INVESTOR STREAM

 Securities

A Security (or securities for multiple) is a term for a wide variety of investment instruments having an interest in an underlying asset. They are often either pieces of ownership of a company (shares/stock/equity) or loans to a company (debt/bonds).

On Equivesto, only equity (or shares) is the available type of security.  When looking at each company, take the time to review and understand exactly what type of shares are being offered.

Securities

The most likely type of share offered on Equivesto is a Non-Voting Common share.  Let’s break down what that means:


Shares

Shares refers to the equity investment.  This means you are a shareholder; a partial owner of the company.  As a shareholder, you are bound by the rights and requirements outlined in the shareholder’s agreement.  Each company has a unique shareholders agreement, and when investing, you agree to its terms.  Take the time to review this document before investing.

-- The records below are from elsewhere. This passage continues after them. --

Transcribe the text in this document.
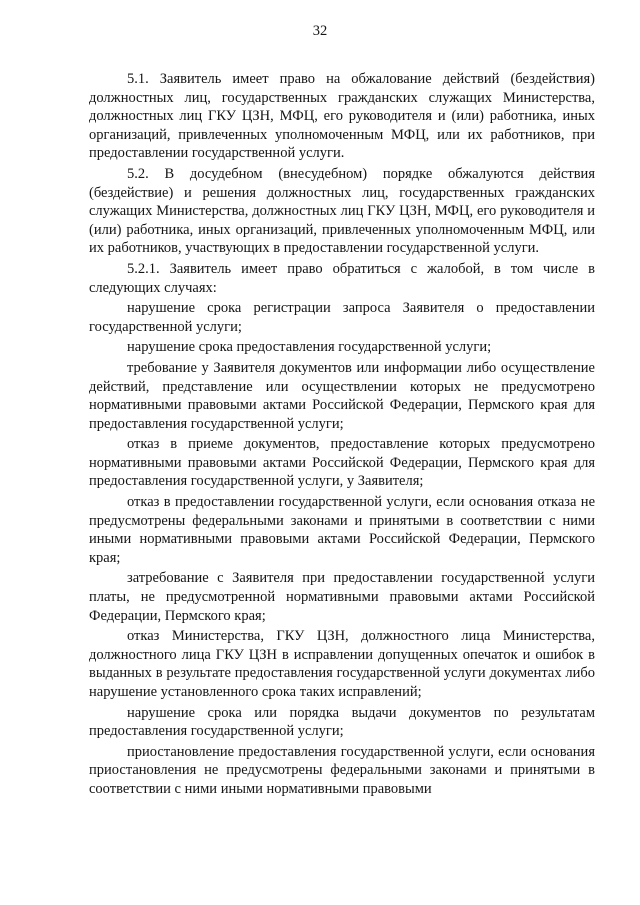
32

5.1. Заявитель имеет право на обжалование действий (бездействия) должностных лиц, государственных гражданских служащих Министерства, должностных лиц ГКУ ЦЗН, МФЦ, его руководителя и (или) работника, иных организаций, привлеченных уполномоченным МФЦ, или их работников, при предоставлении государственной услуги.

5.2. В досудебном (внесудебном) порядке обжалуются действия (бездействие) и решения должностных лиц, государственных гражданских служащих Министерства, должностных лиц ГКУ ЦЗН, МФЦ, его руководителя и (или) работника, иных организаций, привлеченных уполномоченным МФЦ, или их работников, участвующих в предоставлении государственной услуги.

5.2.1. Заявитель имеет право обратиться с жалобой, в том числе в следующих случаях:

нарушение срока регистрации запроса Заявителя о предоставлении государственной услуги;

нарушение срока предоставления государственной услуги;

требование у Заявителя документов или информации либо осуществление действий, представление или осуществлении которых не предусмотрено нормативными правовыми актами Российской Федерации, Пермского края для предоставления государственной услуги;

отказ в приеме документов, предоставление которых предусмотрено нормативными правовыми актами Российской Федерации, Пермского края для предоставления государственной услуги, у Заявителя;

отказ в предоставлении государственной услуги, если основания отказа не предусмотрены федеральными законами и принятыми в соответствии с ними иными нормативными правовыми актами Российской Федерации, Пермского края;

затребование с Заявителя при предоставлении государственной услуги платы, не предусмотренной нормативными правовыми актами Российской Федерации, Пермского края;

отказ Министерства, ГКУ ЦЗН, должностного лица Министерства, должностного лица ГКУ ЦЗН в исправлении допущенных опечаток и ошибок в выданных в результате предоставления государственной услуги документах либо нарушение установленного срока таких исправлений;

нарушение срока или порядка выдачи документов по результатам предоставления государственной услуги;

приостановление предоставления государственной услуги, если основания приостановления не предусмотрены федеральными законами и принятыми в соответствии с ними иными нормативными правовыми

Here are some of the things that you most likely will be entitled to as a shareholder:

Annual Shareholders Meeting

Each year, companies of all sizes are required to have a shareholders meeting

These meetings can be in person, but are often done virtually.  During the meeting, the company will often discuss the previously years financial results, goals for the coming year, any changes to management (the board of directors), and other topics.  Depending on the type of shares you have, you may or may not be entitled to vote on these issues.  See Non-voting below.

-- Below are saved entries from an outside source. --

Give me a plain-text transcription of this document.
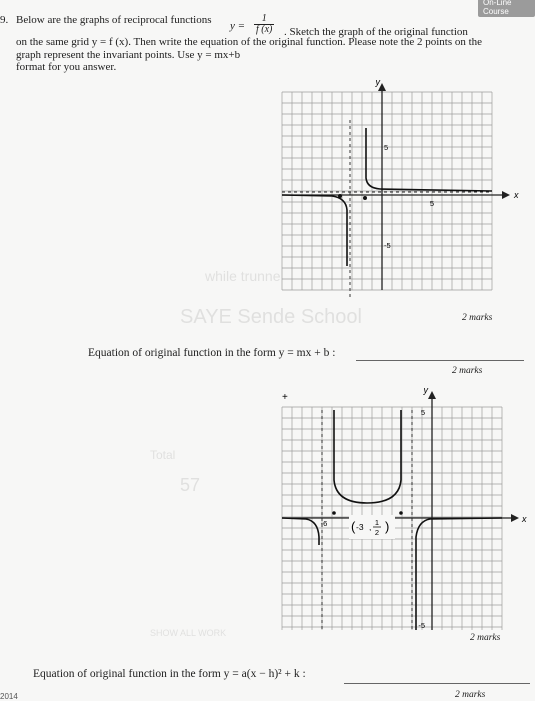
On-Line Course
9. Below are the graphs of reciprocal functions $y = \frac{1}{f (x)}$ . Sketch the graph of the original function
on the same grid y = f (x). Then write the equation of the original function. Please note the 2 points on the
graph represent the invariant points. Use y = mx+b
format for you answer.
while trunne
SAYE Sende School
Total
57
SHOW ALL WORK
y
x
5
-5
5
2 marks
Equation of original function in the form y = mx + b :
2 marks
+
y
x
5
-5
-6 ( -3 , 1
2 )
2 marks
Equation of original function in the form y = a(x − h)² + k :
2 marks
2014
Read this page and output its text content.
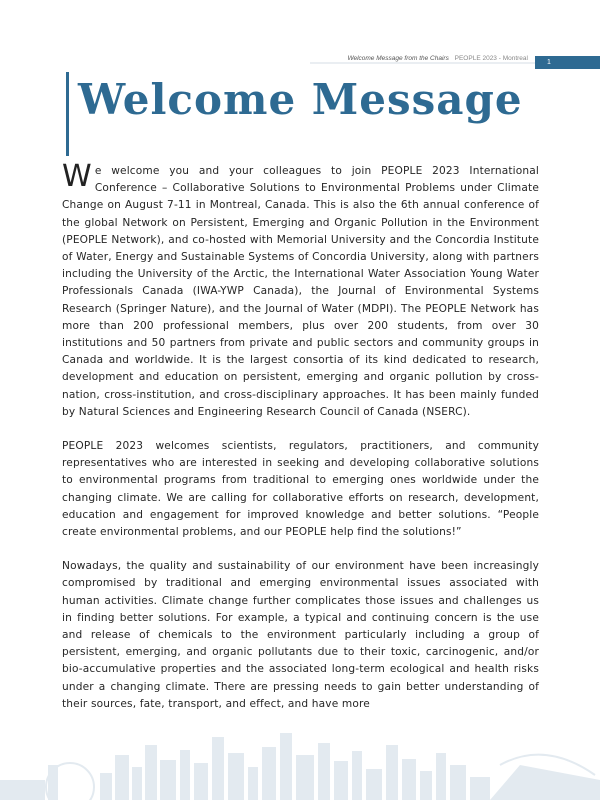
Welcome Message from the Chairs PEOPLE 2023 - Montreal
1
Welcome Message

We welcome you and your colleagues to join PEOPLE 2023 International Conference – Collaborative Solutions to Environmental Problems under Climate Change on August 7-11 in Montreal, Canada. This is also the 6th annual conference of the global Network on Persistent, Emerging and Organic Pollution in the Environment (PEOPLE Network), and co-hosted with Memorial University and the Concordia Institute of Water, Energy and Sustainable Systems of Concordia University, along with partners including the University of the Arctic, the International Water Association Young Water Professionals Canada (IWA-YWP Canada), the Journal of Environmental Systems Research (Springer Nature), and the Journal of Water (MDPI). The PEOPLE Network has more than 200 professional members, plus over 200 students, from over 30 institutions and 50 partners from private and public sectors and community groups in Canada and worldwide. It is the largest consortia of its kind dedicated to research, development and education on persistent, emerging and organic pollution by cross-nation, cross-institution, and cross-disciplinary approaches. It has been mainly funded by Natural Sciences and Engineering Research Council of Canada (NSERC).

PEOPLE 2023 welcomes scientists, regulators, practitioners, and community representatives who are interested in seeking and developing collaborative solutions to environmental programs from traditional to emerging ones worldwide under the changing climate. We are calling for collaborative efforts on research, development, education and engagement for improved knowledge and better solutions. “People create environmental problems, and our PEOPLE help find the solutions!”

Nowadays, the quality and sustainability of our environment have been increasingly compromised by traditional and emerging environmental issues associated with human activities. Climate change further complicates those issues and challenges us in finding better solutions. For example, a typical and continuing concern is the use and release of chemicals to the environment particularly including a group of persistent, emerging, and organic pollutants due to their toxic, carcinogenic, and/or bio-accumulative properties and the associated long-term ecological and health risks under a changing climate. There are pressing needs to gain better understanding of their sources, fate, transport, and effect, and have more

Annual Financial Statements

The corporation is required to provide you will financial statements each year.  Depending on the size of the company, these can be either Notice to Reader (the easiest and least comprehensive), Review Engagement, or Audited (the most detailed, and required for public companies).  

Review the shareholders agreement of each company to learn of any other entitlements and rights you have as a shareholder.

Common

The most common types of shares are common and preferred.  Common shares are the basic version of shares.  They usually do not have any special provisions, and are the type of shares most often owned by the founders of the business.  Common shares are most likely the type of shares you would buy if you were investing on the stock market. 

Preferred shares and special restricted shares.  These often have no voting rights, but are guaranteed a dividend.  Preferred shares can complicate scenarios, so most companies on Equivesto issue common shares to keep the entire process simpler for the investors and the company itself.  

Non Voting

Non voting means that the shares do not have any voting rights associated with them.  Traditionally, common shareholders vote during shareholders meetings to appoint and confirm the Board of Directors.  The Board of Directors are the representatives of the shareholders who oversee the company.  They are responsible for hiring the CEO and determining the long term direction and vision of the company.  With small companies, the board of directors is usually quite small, and is made up of the core founding members.  As these individuals are also usually the largest shareholders, they are on the board to lead the company they founded and ensure it follows their vision.  Equity crowdfunding and the addition of potentially thousands of new shareholders can complicate things for a small company that initial had only a few shareholders.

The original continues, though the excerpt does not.